The current study discusses about the development of an EMG based wireless control system for the patients suffering from high-level motor disability. Surface EMG (sEMG) signals were processed in the time domain and using discrete wavelet transforms (DWT). The statistical features of the signals (sEMG, envelope of the squared sEMG and wavelet processed sEMG) were determined and analyzed. The analysis of the features suggested that the features of the envelope of the squared sEMG signals were sufficient to be used for high-efficiency classification and control signal generation. A hall-effect sensor based switching mechanism was introduced for controlling the duration of the activation of the device. The control signals were wirelessly transmitted to the assistive device (robotic vehicle). The training and the subsequent use of the developed control system were easy.
TopIntroduction
Biosignals may be defined as the electric potentials associated with the physiological functioning of the tissues and the organs (Sanei & Chambers, 2013). The biosignals are time-variant signals and can be described using signal amplitude, frequency and phase, like any other electronic signals (Semmlow & Griffel, 2014). Unlike the electronic signals, whose existence is due to the flow of electrons, the biosignals are associated with the flow of ions (sodium, potassium and chloride). Hence, the potential associated with the biosignals are ionic in nature. The generation of the biosignals is due to flow of ions across the cell membrane and hence, results in the electrochemical activity. Some of the common biosignals include electrocardiogram (ECG), electroencephalogram (EEG), electrooculogram (EOG) and electromyogram (EMG).

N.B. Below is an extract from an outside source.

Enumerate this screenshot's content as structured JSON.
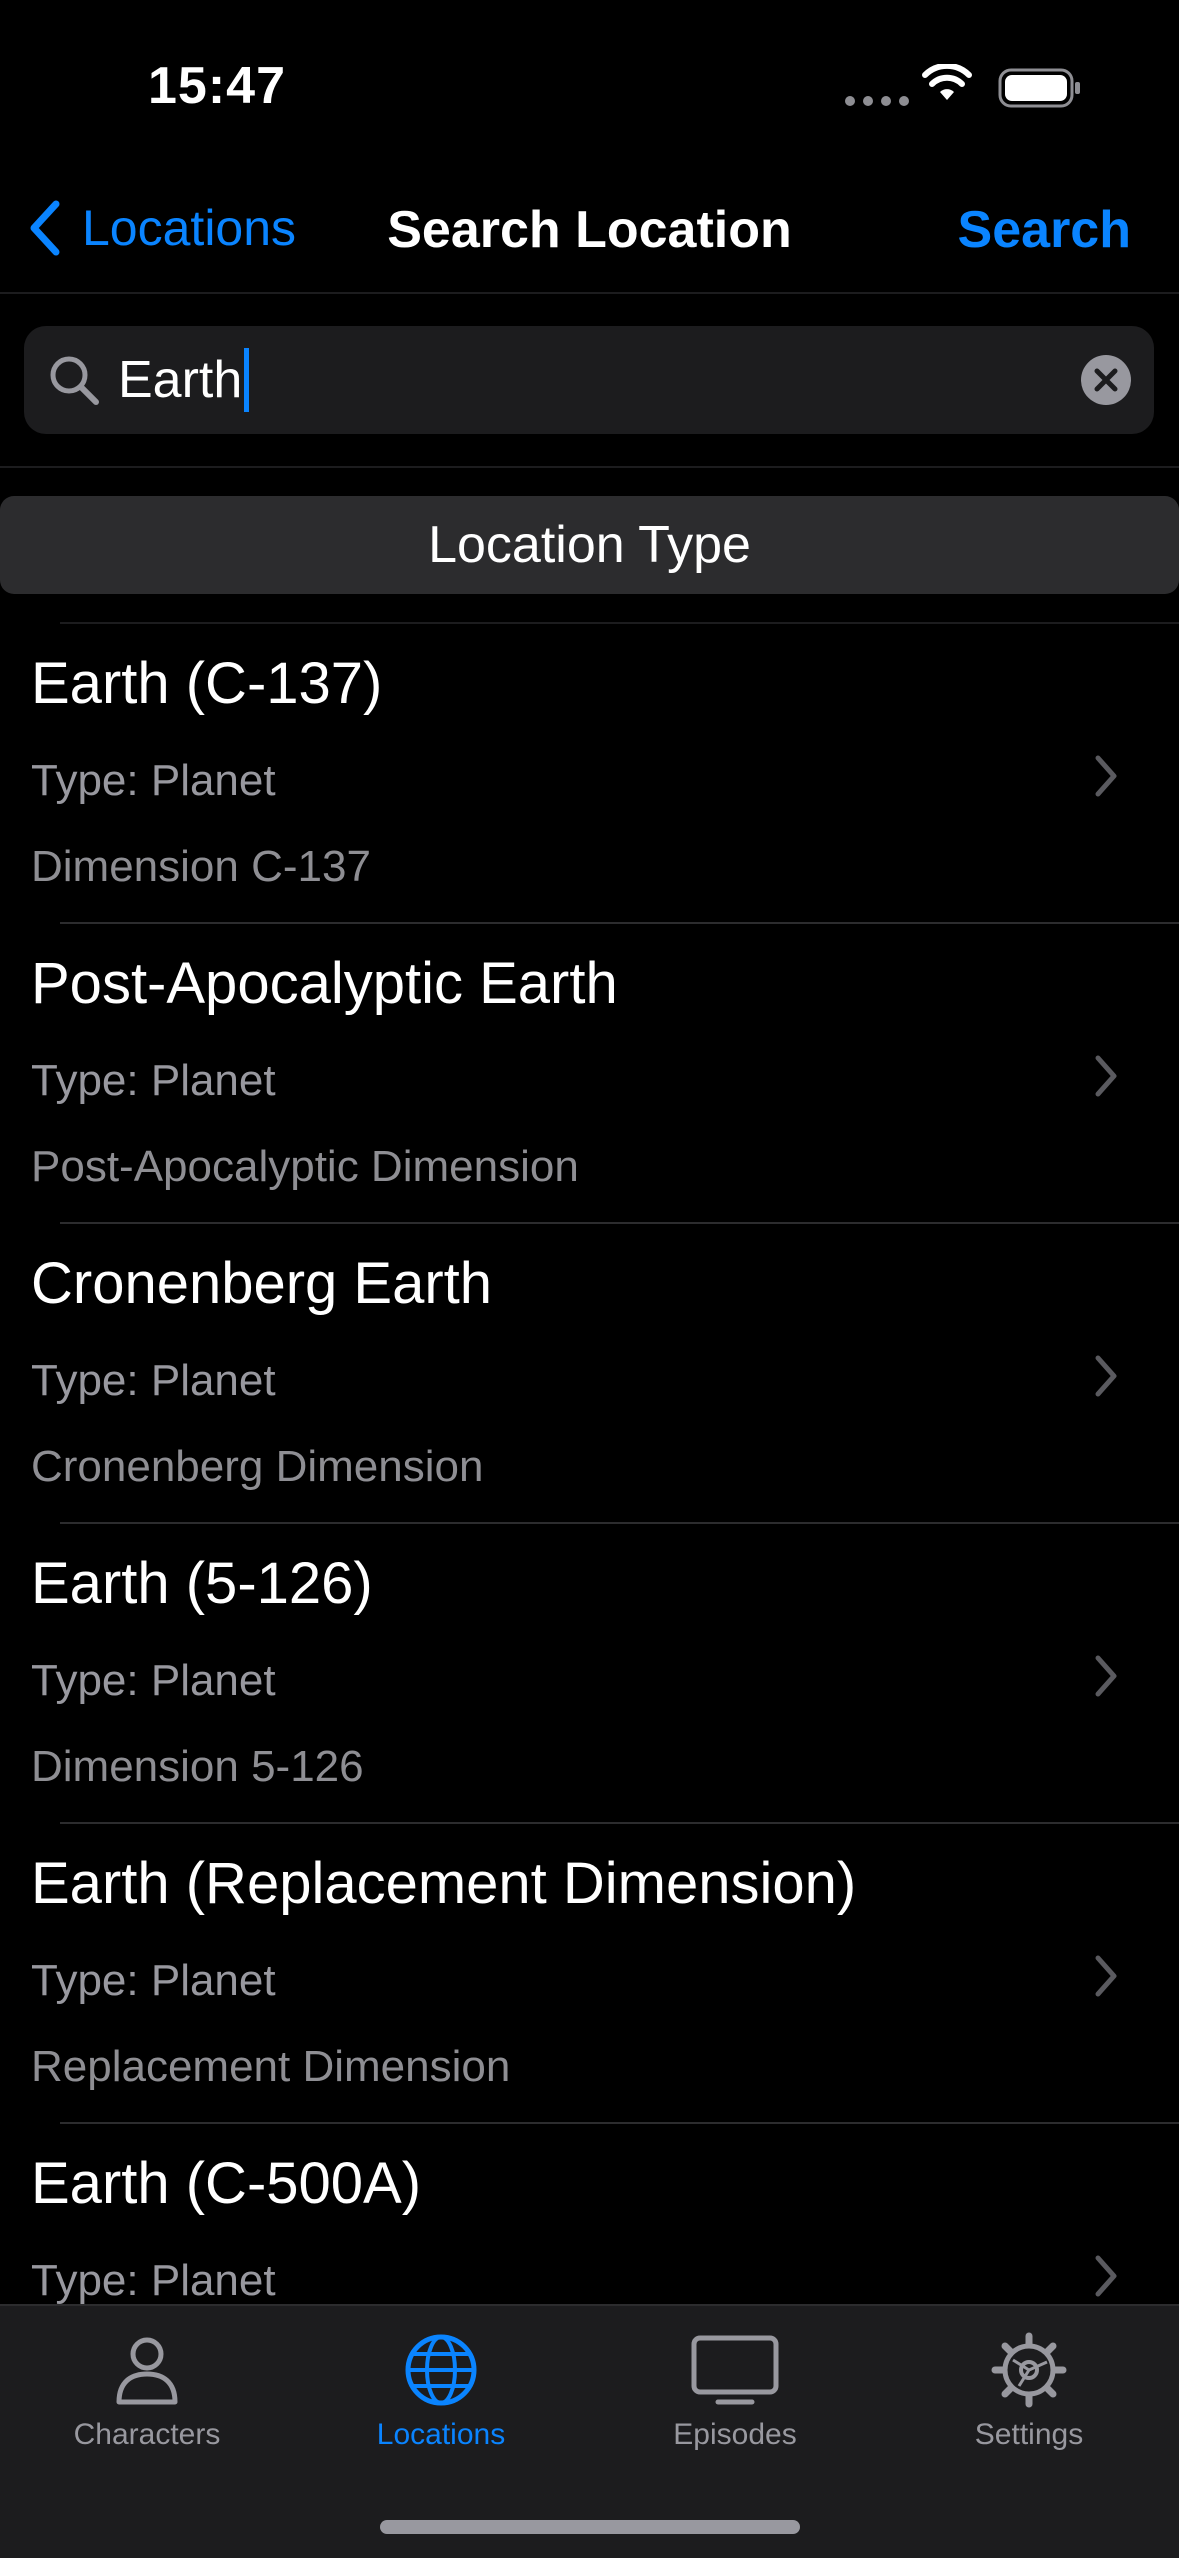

Recent years have seen a rise in the development of biosignal controlled assistive devices/aids. This has been made possible due to the advancements in the technology related to the biosignal acquisition and transmission. The use of biosignals for controlling the functions of the assistive devices has opened up a new research area, which is regarded as “Body-Computer Interface” (BCI) or “Human-Machine Interface” (HMI). This field of study uses the residual signals of the incapacitated persons for controlling the machines (assistive devices). Such devices have been reported to improve the quality of the life of the incapacitated persons and drastically reduce their dependence on the caretakers. Amongst the various biosignals, the use of EEG, EOG and EMG has received much attention for devising HMI control systems (Allison et al., 2012; Rafael Barea, Luciano Boquete, Manuel Mazo, & Elena López, 2002a; Chen & Newman, 2004; Moon, Lee, Chu, & Mun, 2005; Tanaka, Matsunaga, & Wang, 2005). As per the reported literature, the use of EMG and EOG biosignals are comparatively easier for devising HMI control systems as compared to the EEG biosignal. This is due to the fact that the processed EMG and EOG biosignals represent themselves with definite patterns.
The EEG biosignals are acquired by placing the measuring electrodes over the scalp. The frequency of the EEG biosignal range is normally in between 0.1 Hz and 100 Hz (Lim & Hong, 2009). The generation of the EEG biosignals is due to the neuronal activity within the cerebral cortex region of the brain. Unfortunately, the signals perceived by the electrodes are due to the neuronal activity of a number of neurons beneath the electrode and not due to the activity of a single neuron. Hence, the analysis of the EEG signals is quite complicated. Another problem associated with the measurement of the EEG biosignals is the placement of the electrodes due to the presence hair. This increases the chances of incorporation of the artifacts. Even though the EEG signal can be acquired in a non-invasive manner, due to the above reasons the use of EEG signal based human-computer interface (HCI) system is not preferably used for the development of control system for the assistive devices (Ferreira et al., 2008; Ferreira, Silva, Celeste, Bastos Filho, & Sarcinelli Filho, 2007). But with the advent of advancements in the rehabilitative technology front, many researchers are trying to develop human-machine interface (HMI) systems for the neuromuscular incapacitated patients using EEG signals (Raya et al., 2015; Sellers, Ryan, & Hauser, 2014).